Member of the Georgia State Senate from the 15th district
- In office 1969–1989
- Preceded by: Ivey William Gregory
- Succeeded by: Greg Parker

Personal details
- Born: March 11, 1930 Etowah County, Alabama, U.S.
- Died: May 11, 2010 (aged 80)
- Party: Democratic
- Spouse: Margie Louise Hand
- Children: 5

= Floyd Hudgins =

American politician

Floyd Hudgins (March 11, 1930 – May 11, 2010) was an American politician. He served as a Democratic member for the 15th district of the Georgia State Senate.

== Life and career ==
Hudgins was born in Etowah County, Alabama, the son of Ollie Belle Strickland and William Lonnie Hudgins. He attended St. Clair County High School. Hudgins served in the Georgia National Guard from 1952-1960 and was an operating engineer.

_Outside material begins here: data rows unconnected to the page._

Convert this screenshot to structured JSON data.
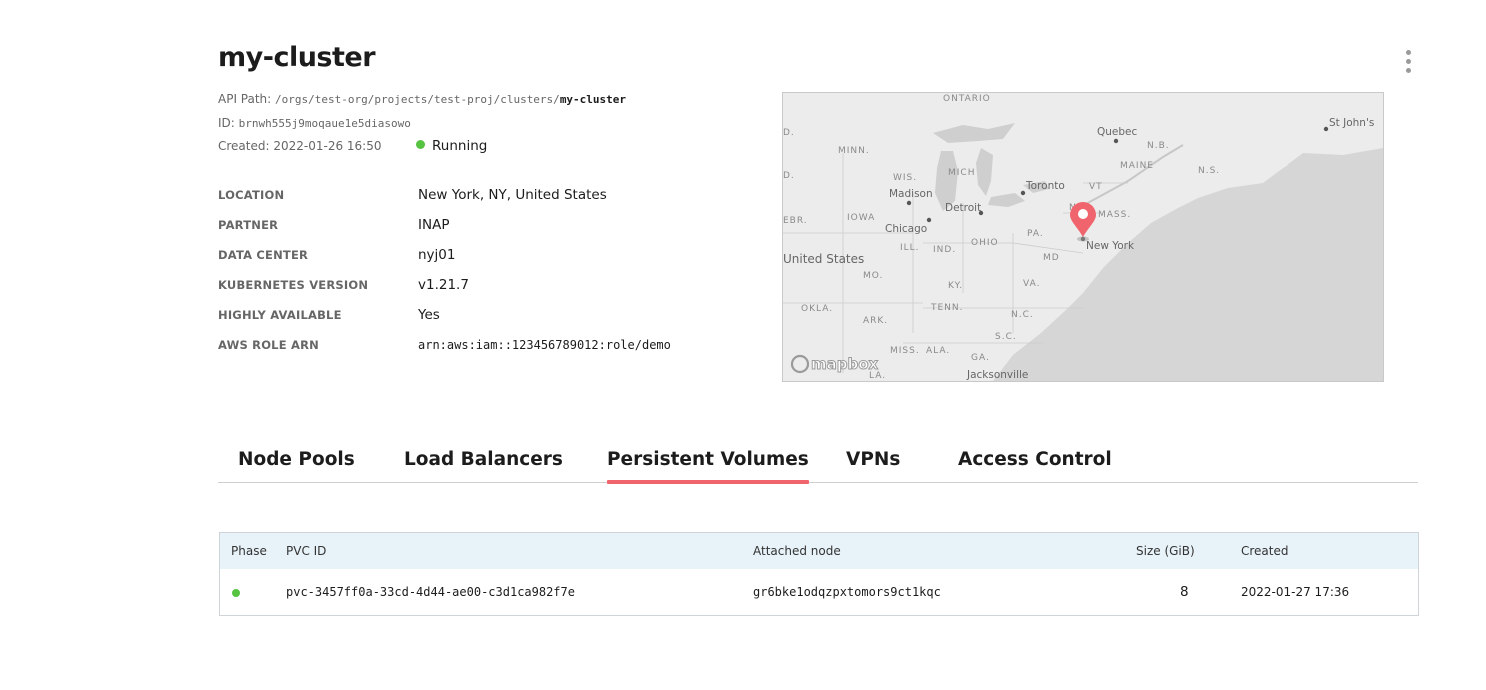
{
  "cluster": {
    "name": "my-cluster",
    "api_path_label": "API Path:",
    "api_path_prefix": "/orgs/test-org/projects/test-proj/clusters/",
    "api_path_name": "my-cluster",
    "id_label": "ID:",
    "id": "brnwh555j9moqaue1e5diasowo",
    "created": "Created: 2022-01-26 16:50",
    "status": "Running",
    "status_color": "#56c341"
  },
  "properties": [
    {
      "label": "LOCATION",
      "value": "New York, NY, United States"
    },
    {
      "label": "PARTNER",
      "value": "INAP"
    },
    {
      "label": "DATA CENTER",
      "value": "nyj01"
    },
    {
      "label": "KUBERNETES VERSION",
      "value": "v1.21.7"
    },
    {
      "label": "HIGHLY AVAILABLE",
      "value": "Yes"
    },
    {
      "label": "AWS ROLE ARN",
      "value": "arn:aws:iam::123456789012:role/demo"
    }
  ],
  "map": {
    "attribution": "mapbox",
    "marker_color": "#f0646d",
    "labels": {
      "ontario": "ONTARIO",
      "quebec": "Quebec",
      "st_johns": "St John's",
      "nb": "N.B.",
      "ns": "N.S.",
      "maine": "MAINE",
      "minn": "MINN.",
      "wis": "WIS.",
      "mich": "MICH",
      "madison": "Madison",
      "toronto": "Toronto",
      "vt": "VT",
      "iowa": "IOWA",
      "detroit": "Detroit",
      "ny": "N.Y.",
      "mass": "MASS.",
      "chicago": "Chicago",
      "pa": "PA.",
      "new_york": "New York",
      "ill": "ILL.",
      "ind": "IND.",
      "ohio": "OHIO",
      "united_states": "United States",
      "md": "MD",
      "mo": "MO.",
      "ky": "KY.",
      "va": "VA.",
      "okla": "OKLA.",
      "tenn": "TENN.",
      "nc": "N.C.",
      "ark": "ARK.",
      "sc": "S.C.",
      "miss": "MISS.",
      "ala": "ALA.",
      "ga": "GA.",
      "la": "LA.",
      "jacksonville": "Jacksonville",
      "d_left": "D.",
      "d_left2": "D.",
      "ebr": "EBR."
    }
  },
  "tabs": [
    {
      "label": "Node Pools",
      "active": false
    },
    {
      "label": "Load Balancers",
      "active": false
    },
    {
      "label": "Persistent Volumes",
      "active": true
    },
    {
      "label": "VPNs",
      "active": false
    },
    {
      "label": "Access Control",
      "active": false
    }
  ],
  "table": {
    "columns": [
      "Phase",
      "PVC ID",
      "Attached node",
      "Size (GiB)",
      "Created"
    ],
    "rows": [
      {
        "phase_color": "#56c341",
        "pvc_id": "pvc-3457ff0a-33cd-4d44-ae00-c3d1ca982f7e",
        "attached_node": "gr6bke1odqzpxtomors9ct1kqc",
        "size": "8",
        "created": "2022-01-27 17:36"
      }
    ]
  }
}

In 1964, Hudgins was elected to fill the vacant position of the Chatahoochee County Georgia House of Representatives Seat to fill the unexpired terms of Joseph N. King (deceased).

In 1969, Hudgins was elected to represent the 15th district of the Georgia State Senate. He served until 1989, when he succeeded by Gary Parker.

Hudgins died in May 2010, at the age of 80.